I'm using the Alchemy API in app engine so I'm using the simplejson library to parse responses. The problem is that the responses have entries that have the sme name
{
"status": "OK",
"usage": "By accessing AlchemyAPI or using information generated by AlchemyAPI, you are agreeing to be bound by the AlchemyAPI Terms of Use: http://www.alchemyapi.com/company/terms.html",
"url": "",
"language": "english",
"entities": [
{
"type": "Person",
"relevance": "0.33",
"count": "1",
"text": "Michael Jordan",
"disambiguated": {
"name": "Michael Jordan",
"subType": "Athlete",
"subType": "AwardWinner",
"subType": "BasketballPlayer",
"subType": "HallOfFameInductee",
"subType": "OlympicAthlete",
"subType": "SportsLeagueAwardWinner",
"subType": "FilmActor",
"subType": "TVActor",
"dbpedia": "http://dbpedia.org/resource/Michael_Jordan",
"freebase": "http://rdf.freebase.com/ns/guid.9202a8c04000641f8000000000029161",
"umbel": "http://umbel.org/umbel/ne/wikipedia/Michael_Jordan",
"opencyc": "http://sw.opencyc.org/concept/Mx4rvViVq5wpEbGdrcN5Y29ycA",
"yago": "http://mpii.de/yago/resource/Michael_Jordan"
}
}
]
}
So the problem is that the "subType" is repeated so the dict that a loads returns is just "TVActor" rather than a list. Is there anyway to go around this?

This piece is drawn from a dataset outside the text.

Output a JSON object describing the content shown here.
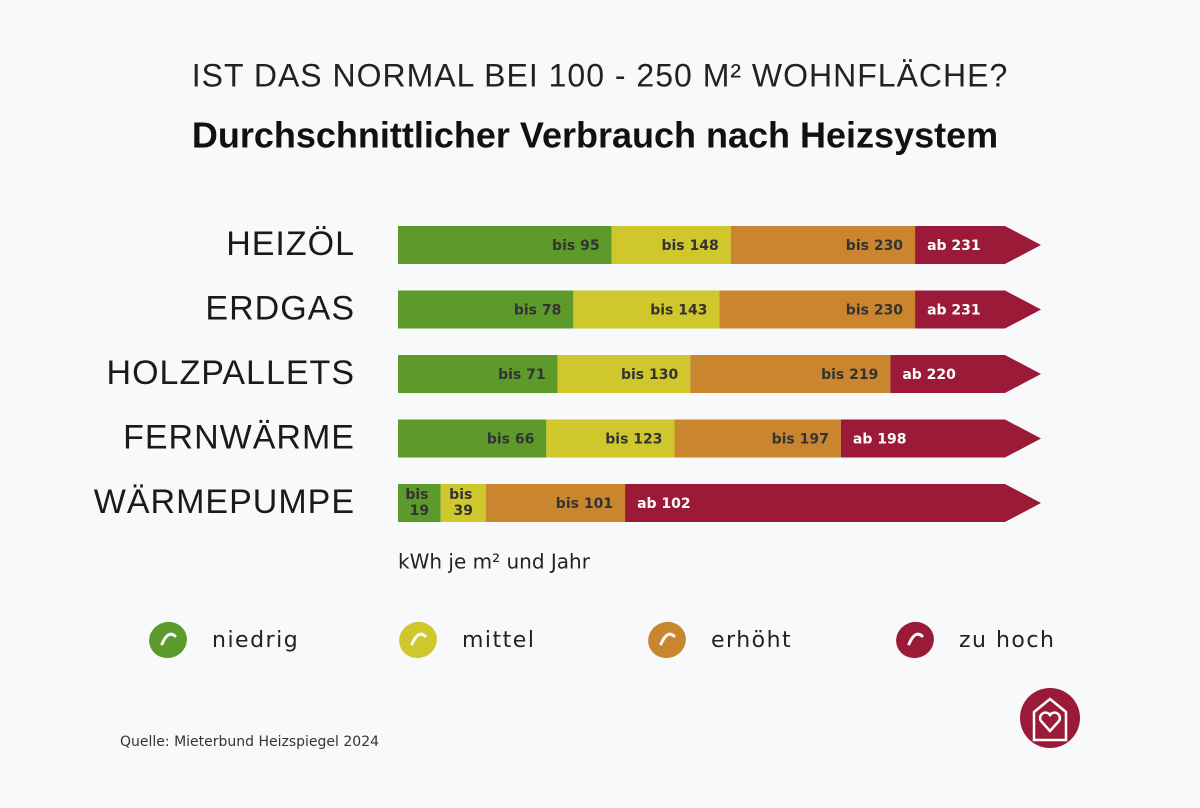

The rfc 4627 that defines application/json
says:
An object is an unordered collection of zero or more name/value pairs
And:
The names within an object SHOULD be unique.
It means that AlchemyAPI should not return multiple "subType"

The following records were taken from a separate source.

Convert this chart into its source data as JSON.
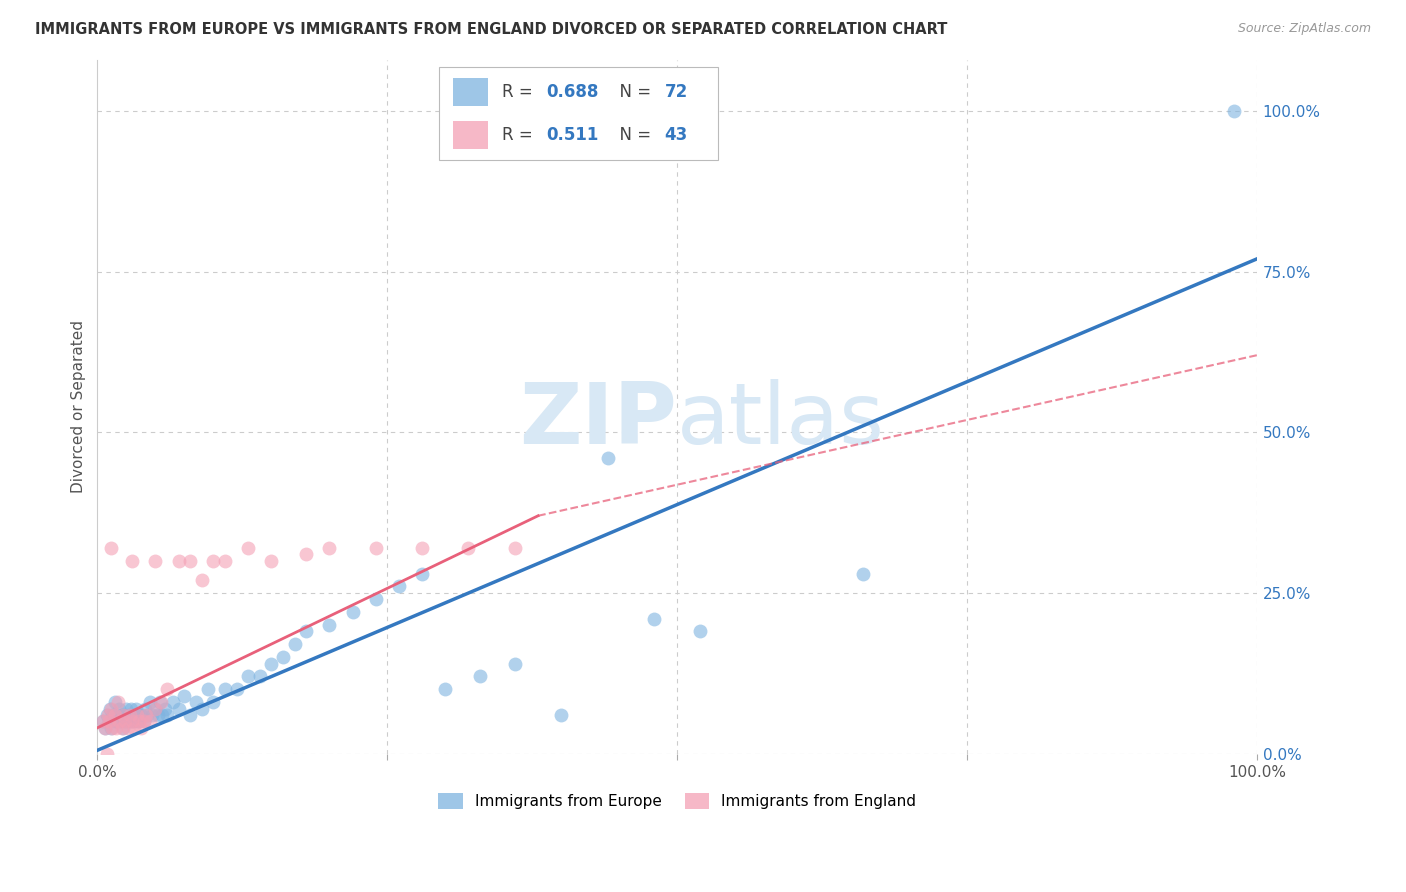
{
  "title": "IMMIGRANTS FROM EUROPE VS IMMIGRANTS FROM ENGLAND DIVORCED OR SEPARATED CORRELATION CHART",
  "source": "Source: ZipAtlas.com",
  "ylabel": "Divorced or Separated",
  "blue_color": "#7EB3E0",
  "pink_color": "#F4A0B5",
  "blue_line_color": "#3478C0",
  "pink_line_color": "#E8607A",
  "grid_color": "#CCCCCC",
  "watermark_color": "#D8E8F5",
  "legend_blue_r": "0.688",
  "legend_blue_n": "72",
  "legend_pink_r": "0.511",
  "legend_pink_n": "43",
  "xlim": [
    0.0,
    1.0
  ],
  "ylim": [
    0.0,
    1.08
  ],
  "blue_line": [
    0.0,
    0.005,
    1.0,
    0.77
  ],
  "pink_line_solid": [
    0.0,
    0.04,
    0.38,
    0.37
  ],
  "pink_line_dash": [
    0.38,
    0.37,
    1.0,
    0.62
  ],
  "blue_x": [
    0.005,
    0.007,
    0.008,
    0.01,
    0.011,
    0.012,
    0.013,
    0.014,
    0.015,
    0.016,
    0.017,
    0.018,
    0.019,
    0.02,
    0.021,
    0.022,
    0.023,
    0.024,
    0.025,
    0.026,
    0.027,
    0.028,
    0.029,
    0.03,
    0.031,
    0.032,
    0.033,
    0.034,
    0.035,
    0.036,
    0.038,
    0.04,
    0.041,
    0.043,
    0.045,
    0.047,
    0.05,
    0.052,
    0.054,
    0.056,
    0.058,
    0.06,
    0.065,
    0.07,
    0.075,
    0.08,
    0.085,
    0.09,
    0.095,
    0.1,
    0.11,
    0.12,
    0.13,
    0.14,
    0.15,
    0.16,
    0.17,
    0.18,
    0.2,
    0.22,
    0.24,
    0.26,
    0.28,
    0.3,
    0.33,
    0.36,
    0.4,
    0.44,
    0.48,
    0.52,
    0.66,
    0.98
  ],
  "blue_y": [
    0.05,
    0.04,
    0.06,
    0.05,
    0.07,
    0.04,
    0.06,
    0.05,
    0.08,
    0.05,
    0.06,
    0.05,
    0.07,
    0.05,
    0.06,
    0.04,
    0.06,
    0.05,
    0.07,
    0.05,
    0.06,
    0.05,
    0.07,
    0.05,
    0.06,
    0.05,
    0.07,
    0.05,
    0.06,
    0.05,
    0.06,
    0.05,
    0.07,
    0.06,
    0.08,
    0.06,
    0.07,
    0.06,
    0.08,
    0.06,
    0.07,
    0.06,
    0.08,
    0.07,
    0.09,
    0.06,
    0.08,
    0.07,
    0.1,
    0.08,
    0.1,
    0.1,
    0.12,
    0.12,
    0.14,
    0.15,
    0.17,
    0.19,
    0.2,
    0.22,
    0.24,
    0.26,
    0.28,
    0.1,
    0.12,
    0.14,
    0.06,
    0.46,
    0.21,
    0.19,
    0.28,
    1.0
  ],
  "pink_x": [
    0.005,
    0.007,
    0.009,
    0.01,
    0.012,
    0.013,
    0.015,
    0.016,
    0.018,
    0.019,
    0.021,
    0.022,
    0.024,
    0.026,
    0.028,
    0.03,
    0.032,
    0.034,
    0.036,
    0.038,
    0.04,
    0.042,
    0.045,
    0.05,
    0.055,
    0.06,
    0.07,
    0.08,
    0.09,
    0.1,
    0.11,
    0.13,
    0.15,
    0.18,
    0.2,
    0.24,
    0.28,
    0.32,
    0.36,
    0.03,
    0.012,
    0.008,
    0.05
  ],
  "pink_y": [
    0.05,
    0.04,
    0.06,
    0.05,
    0.07,
    0.04,
    0.06,
    0.04,
    0.08,
    0.05,
    0.04,
    0.06,
    0.05,
    0.04,
    0.06,
    0.05,
    0.04,
    0.06,
    0.05,
    0.04,
    0.05,
    0.06,
    0.05,
    0.07,
    0.08,
    0.1,
    0.3,
    0.3,
    0.27,
    0.3,
    0.3,
    0.32,
    0.3,
    0.31,
    0.32,
    0.32,
    0.32,
    0.32,
    0.32,
    0.3,
    0.32,
    0.0,
    0.3
  ]
}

names inside the same object and claim that it is a JSON.
You could try to request the same in XML format (outputMode=xml
) to avoid ambiguity in the results or to convert duplicate keys values into lists:
import simplejson as json
from collections import defaultdict
def multidict(ordered_pairs):
"""Convert duplicate keys values to lists."""
# read all values into lists
d = defaultdict(list)
for k, v in ordered_pairs:
d[k].append(v)
# unpack lists that have only 1 item
for k, v in d.items():
if len(v) == 1:
d[k] = v[0]
return dict(d)
print json.JSONDecoder(object_pairs_hook=multidict).decode(text)
text = """{
"type": "Person",
"subType": "Athlete",
"subType": "AwardWinner"
}"""
{u'subType': [u'Athlete', u'AwardWinner'], u'type': u'Person'}